MR. GIGOT: But, Mark, don't you think that monetary policy is very powerful here? I mean, Christina Romer, who's the president's economic adviser now, she has written in 1994 that fiscal actions have relatively small effects. The big bang for the buck is monetary policy.
MR. ZANDI: In normal times I would agree with you, Paul, but this--the link between the Fed and the economy runs through the financial system. The financial system is literally broken. There--if--you can provide as much cash as you want; but you don't get credit, you don't get it done.

MR. GIGOT: I mean, if you're borrowing it for aircraft carriers like Reagan did to win the Cold War, you get a big payoff down the road. If you're doing it for tax cuts that really stimulate and drive private investment, and in two or three years' time bring the economy back, great. But if it goes to pork, if it goes to green jobs that may sound good in the short term but may not have a market response or a market for them, then it's a waste.

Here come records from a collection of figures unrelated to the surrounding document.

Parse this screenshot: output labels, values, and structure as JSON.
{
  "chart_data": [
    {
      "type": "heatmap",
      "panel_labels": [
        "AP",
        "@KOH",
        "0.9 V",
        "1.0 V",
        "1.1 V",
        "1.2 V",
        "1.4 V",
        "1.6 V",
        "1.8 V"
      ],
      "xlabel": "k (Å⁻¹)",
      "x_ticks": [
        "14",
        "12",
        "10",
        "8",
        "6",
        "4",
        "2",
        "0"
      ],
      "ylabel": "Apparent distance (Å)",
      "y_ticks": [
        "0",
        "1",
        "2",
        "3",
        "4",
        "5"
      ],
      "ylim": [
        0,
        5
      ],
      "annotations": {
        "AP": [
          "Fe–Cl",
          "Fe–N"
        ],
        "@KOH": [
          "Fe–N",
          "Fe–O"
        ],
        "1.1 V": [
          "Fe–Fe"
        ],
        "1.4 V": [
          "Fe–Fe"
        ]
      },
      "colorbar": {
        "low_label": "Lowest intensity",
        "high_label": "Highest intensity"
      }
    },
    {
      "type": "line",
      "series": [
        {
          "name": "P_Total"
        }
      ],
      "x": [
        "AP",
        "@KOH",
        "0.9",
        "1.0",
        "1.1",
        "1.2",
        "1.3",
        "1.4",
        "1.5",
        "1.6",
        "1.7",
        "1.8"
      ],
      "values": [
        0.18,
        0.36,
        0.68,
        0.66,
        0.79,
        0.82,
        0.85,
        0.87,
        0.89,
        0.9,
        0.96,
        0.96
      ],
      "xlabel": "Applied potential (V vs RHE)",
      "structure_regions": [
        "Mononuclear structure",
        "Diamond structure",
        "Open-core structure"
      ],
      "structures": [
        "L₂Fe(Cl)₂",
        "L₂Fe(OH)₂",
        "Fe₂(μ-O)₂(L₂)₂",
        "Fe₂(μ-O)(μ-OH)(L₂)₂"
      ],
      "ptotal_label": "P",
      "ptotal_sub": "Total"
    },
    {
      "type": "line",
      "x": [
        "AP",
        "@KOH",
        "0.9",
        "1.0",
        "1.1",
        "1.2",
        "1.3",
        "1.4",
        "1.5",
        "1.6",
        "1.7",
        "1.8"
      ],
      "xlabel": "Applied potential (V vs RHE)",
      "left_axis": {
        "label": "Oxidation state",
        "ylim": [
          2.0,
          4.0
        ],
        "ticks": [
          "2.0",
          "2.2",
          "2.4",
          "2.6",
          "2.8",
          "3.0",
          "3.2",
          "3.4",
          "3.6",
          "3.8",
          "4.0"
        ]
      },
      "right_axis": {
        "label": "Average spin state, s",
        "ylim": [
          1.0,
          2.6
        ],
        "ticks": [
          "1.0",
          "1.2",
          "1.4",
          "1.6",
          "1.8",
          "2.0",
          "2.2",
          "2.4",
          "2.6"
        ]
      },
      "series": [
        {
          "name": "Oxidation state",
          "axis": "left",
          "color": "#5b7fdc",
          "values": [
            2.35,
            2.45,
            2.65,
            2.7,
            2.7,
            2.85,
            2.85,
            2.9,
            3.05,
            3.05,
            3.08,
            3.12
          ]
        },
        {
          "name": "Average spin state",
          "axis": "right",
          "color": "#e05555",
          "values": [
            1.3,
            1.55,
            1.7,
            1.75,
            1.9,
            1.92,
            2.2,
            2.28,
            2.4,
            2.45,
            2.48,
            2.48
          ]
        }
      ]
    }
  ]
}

What still gets me is the ridiculous Republican Talking points that Paul Gigot continues to expound, that Monetary Policy is the answer, and that Tax Cuts (to the wealthy and Corporations) are more effective than any fiscal policy. The real gem was the Paul's glowing and inaccurate description of the benefits of Reagonomics. The fact that the WSJ editorial board seems to only regurgitate Republican ideas and principles, renders the paper virtually worthless, except as a birdcage liner.

Overall, my opinion is that I think Obama has shown his political savviness, in the fact that he already recognizes that most economists believe that the stimulus plan will have to be much bigger, hence it's much easier to start with something smaller and let it grow, as opposed to put something too big on the table that will have Republicans balking. What's ironic, is that after 8 years of deficit spending under a Republican President and a Republican controlled Congress, we suddenly have Republicans growing a conscious about the size of the deficit.